Taking aim at one of the strong suits of rival Intel, AMD today released two new mobile processors, one meant to appeal to performance-hungry laptop users and one to target the tablet PC niche.
AMD said new mobile computers sporting its Athlon 64 3400+ model chips will be available for the back-to-school computer shopping season from Epson Direct. PC maker Alienware is at work on a gaming machine using the chip and expects it to be available by the end of the month.
Business and Home Users
AMD spokesperson Jo Albers told the E-Commerce Times that the 3400 chip, with a speed of 2.2 GHz and 1 MB of cache, is aimed at both business and personal computer users who want “mobility without giving up maximum performance.”
AMD also is hoping its 64-bit Athlon chips will appeal to users who want to be ready to run next-generation software, including high-performance video games built on the 64-bit platform. “AMD continues to push the performance envelope,” AMD Vice President Marty Seyer said in a statement.

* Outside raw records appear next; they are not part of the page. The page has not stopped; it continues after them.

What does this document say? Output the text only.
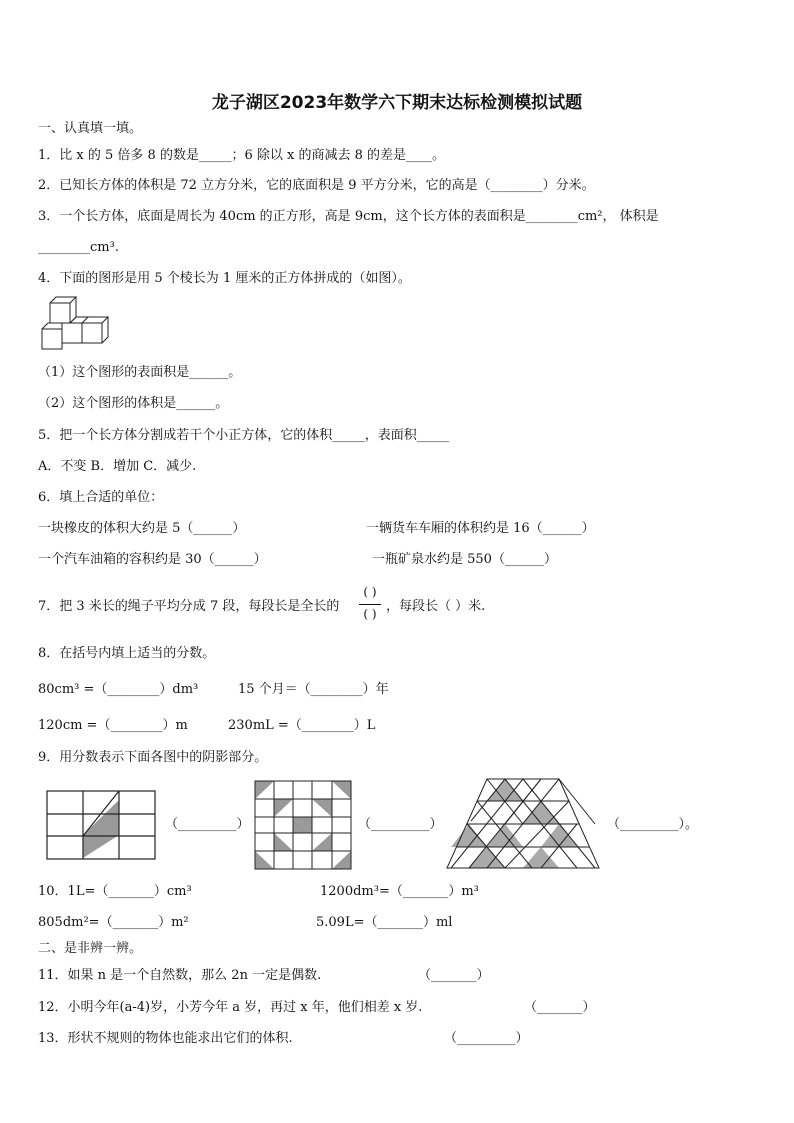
龙子湖区2023年数学六下期末达标检测模拟试题
一、认真填一填。
1．比 x 的 5 倍多 8 的数是_____；6 除以 x 的商减去 8 的差是____。
2．已知长方体的体积是 72 立方分米，它的底面积是 9 平方分米，它的高是（________）分米。
3．一个长方体，底面是周长为 40cm 的正方形，高是 9cm，这个长方体的表面积是________cm²， 体积是
________cm³.
4．下面的图形是用 5 个棱长为 1 厘米的正方体拼成的（如图）。
（1）这个图形的表面积是______。
（2）这个图形的体积是______。
5．把一个长方体分割成若干个小正方体，它的体积_____，表面积_____
A．不变 B．增加 C．减少.
6．填上合适的单位：
一块橡皮的体积大约是 5（______）	一辆货车车厢的体积约是 16（______）
一个汽车油箱的容积约是 30（______）	一瓶矿泉水约是 550（______）
7．把 3 米长的绳子平均分成 7 段，每段长是全长的
( )
( ) ，每段长（ ）米.
8．在括号内填上适当的分数。
80cm³ =（________）dm³	15 个月＝（________）年
120cm =（________）m	230mL =（________）L
9．用分数表示下面各图中的阴影部分。
（_________）	（_________）	（_________）。
10．1L=（_______）cm³	1200dm³=（_______）m³
805dm²=（_______）m²	5.09L=（_______）ml
二、是非辨一辨。
11．如果 n 是一个自然数，那么 2n 一定是偶数.	（_______）
12．小明今年(a-4)岁，小芳今年 a 岁，再过 x 年，他们相差 x 岁.	（_______）
13．形状不规则的物体也能求出它们的体积.	（_________）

AMD also debuted the Athlon XP-M processor 2200+, designed for use with tablet PCs. Both chips are now available worldwide, the Sunnyvale, California-based company said.
Albers said the key features of that chip include power-saving technology designed to extend the battery life of those machines. “We feel that those type of ultra-portable device users desire longer battery life,” she added.
The mobile chips will offer extended virus protection, an enhanced security feature already available on AMD’s 64-bit desktop chips. The feature is designed to work with Microsoft’s XP Service Pack 2, which is set to be released before the end of the summer, and is expected to reduce the threat of many viruses and worms.
“We know that it’s very important to both our corporate and consumer audiences to have the peace of mind of better security,” Albers said.
While the feature won’t make notebooks virus-proof, the XP upgrade will stop many of the thousands of viruses that are discovered each year, said Ken Dunham, director of malicious code at iDefense.
“It won’t stop the more sophisticated threats, especially those that we haven’t seen yet,” Dunham told the E-Commerce Times. “But it will block a lot of the less sophisticated code that can be a nuisance or worse. It will stop the low-hanging fruit, so to speak, and that’s a good start.”
Intel’s mobile chips, especially its Centrino and Pentium-M lines, have been a powerful source of growth and profits in recent years as more computer buyers choose laptop computers over desktop models.
From a strategic standpoint, AMD might be trying to capitalize on a couple of missteps from rival Intel in the mobile arena. In January, Intel said it would postpone the launch of its next-generation of Pentium-M chips because of manufacturing issues. Published reports over the weekend suggested Intel would not meet the target date for launch of its Alviso mobile chipset, which it hoped to make available before the end of the year.
Still, the launch highlights the uphill battle that AMD faces in trying to upstage Intel. When it launched its new Pentium M line in May, Intel was able to say that computer makers such as Dell and Hewlett Packard — the world’s two largest computer makers — would build machines using the processors.